Я выглянул в коридор и позвал средних лет справного реестрового казака, который прискакал из расположения Второй армии.
Посланец вошел и отдал Булавину запечатанный пакет. Войсковой атаман вскрыл его, прочитал, улыбнулся и, посмотрев на украинца, спросил:
- На словах ничего?
- Только то, что и в письме, - ответил тот. - Таганрог обложили, форсировали Дон и на подходах к Азову разбили отряд полковника конной службы Васильева. Взяли три полевых орудия и почти шестьсот пленных. И у нас и у противника убитых почти нет. Сам Васильев, с десятком казаков удрал в Азов.

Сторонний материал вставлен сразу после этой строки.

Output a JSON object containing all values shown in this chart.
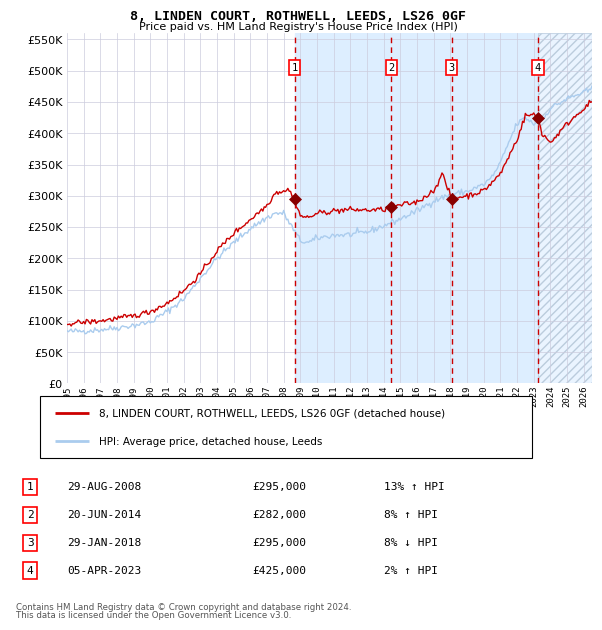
{
  "title": "8, LINDEN COURT, ROTHWELL, LEEDS, LS26 0GF",
  "subtitle": "Price paid vs. HM Land Registry's House Price Index (HPI)",
  "legend_label_red": "8, LINDEN COURT, ROTHWELL, LEEDS, LS26 0GF (detached house)",
  "legend_label_blue": "HPI: Average price, detached house, Leeds",
  "footer1": "Contains HM Land Registry data © Crown copyright and database right 2024.",
  "footer2": "This data is licensed under the Open Government Licence v3.0.",
  "transactions": [
    {
      "num": 1,
      "date": "29-AUG-2008",
      "price": 295000,
      "pct": "13%",
      "dir": "↑",
      "year": 2008.66
    },
    {
      "num": 2,
      "date": "20-JUN-2014",
      "price": 282000,
      "pct": "8%",
      "dir": "↑",
      "year": 2014.47
    },
    {
      "num": 3,
      "date": "29-JAN-2018",
      "price": 295000,
      "pct": "8%",
      "dir": "↓",
      "year": 2018.08
    },
    {
      "num": 4,
      "date": "05-APR-2023",
      "price": 425000,
      "pct": "2%",
      "dir": "↑",
      "year": 2023.26
    }
  ],
  "xmin": 1995.0,
  "xmax": 2026.5,
  "ymin": 0,
  "ymax": 560000,
  "yticks": [
    0,
    50000,
    100000,
    150000,
    200000,
    250000,
    300000,
    350000,
    400000,
    450000,
    500000,
    550000
  ],
  "hpi_color": "#aaccee",
  "price_color": "#cc0000",
  "marker_color": "#880000",
  "vline_color": "#cc0000",
  "shade_color": "#ddeeff",
  "background_color": "#ffffff",
  "grid_color": "#ccccdd"
}
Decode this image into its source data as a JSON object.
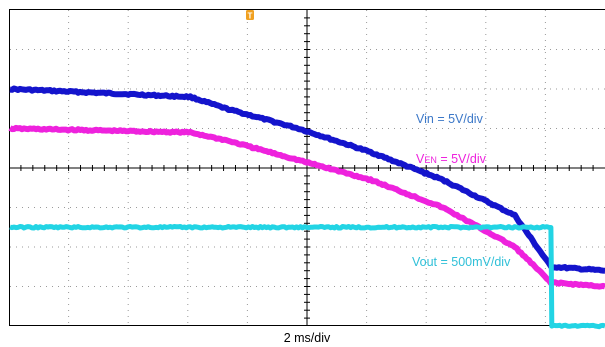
{
  "screen": {
    "time_scale": "2 ms/div",
    "trigger_marker": "T"
  },
  "colors": {
    "vin": "#1414cc",
    "ven": "#ee22dd",
    "vout": "#22d4e4",
    "vin_label": "#3c78c8",
    "ven_label": "#ee22dd",
    "vout_label": "#30c0d8",
    "grid": "#9a9a9a",
    "trigger": "#f0a020"
  },
  "chart_data": {
    "type": "line",
    "title": "",
    "xlabel": "2 ms/div",
    "ylabel": "",
    "xlim": [
      -30,
      3
    ],
    "ylim": [
      0,
      0.8
    ],
    "grid": true,
    "series": [
      {
        "name": "Vin = 5V/div",
        "scale": "5V/div",
        "x": [
          -30,
          -20,
          -18,
          -14,
          -10,
          -6,
          -2,
          0,
          3
        ],
        "y": [
          0.6,
          0.58,
          0.55,
          0.5,
          0.44,
          0.37,
          0.28,
          0.15,
          0.14
        ]
      },
      {
        "name": "VEN = 5V/div",
        "scale": "5V/div",
        "x": [
          -30,
          -20,
          -18,
          -14,
          -10,
          -6,
          -2,
          0,
          3
        ],
        "y": [
          0.5,
          0.49,
          0.47,
          0.42,
          0.37,
          0.3,
          0.2,
          0.11,
          0.1
        ]
      },
      {
        "name": "Vout = 500mV/div",
        "scale": "500mV/div",
        "x": [
          -30,
          -20,
          -10,
          0,
          0.05,
          3
        ],
        "y": [
          0.25,
          0.25,
          0.25,
          0.25,
          0.0,
          0.0
        ]
      }
    ]
  }
}
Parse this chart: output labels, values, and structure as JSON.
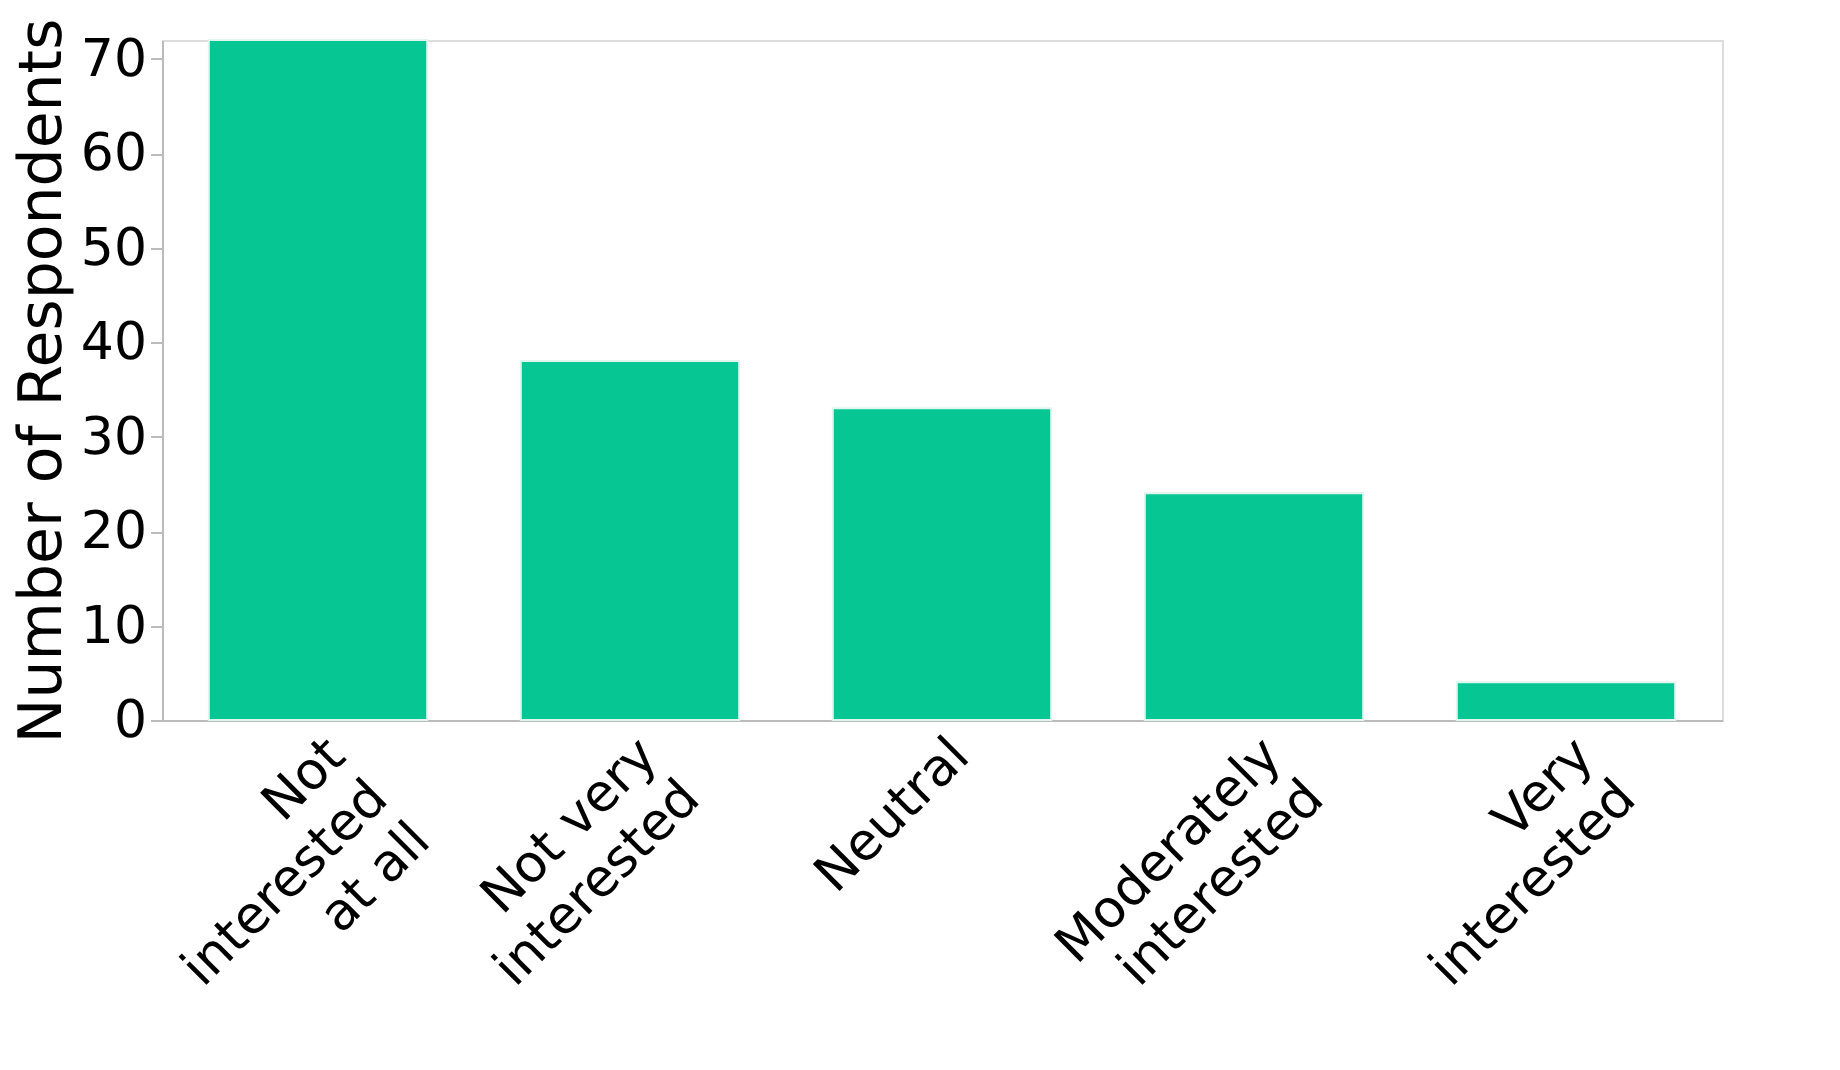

Полковник Скоропадский спрашивает, что делать с пленными?
- Передай полковнику, что от лица всего Войска Донского я поздравляю его с победой, и скажи, что пленные нужны в Черкасске.
- Письмо будет?
- Да, - отец кивнул мне. - Никифор, пиши.
Снова работа. Под диктовку отца написал письмо. Оно было запечатано в конверт под войсковой печатью, и реестровый казак отбыл к Азову. Затем, написание новых посланий, в основном, к атаманам тех станиц, где скопилось наибольшее число пришлых, которые стянулись на Дон погулять, а не воевать.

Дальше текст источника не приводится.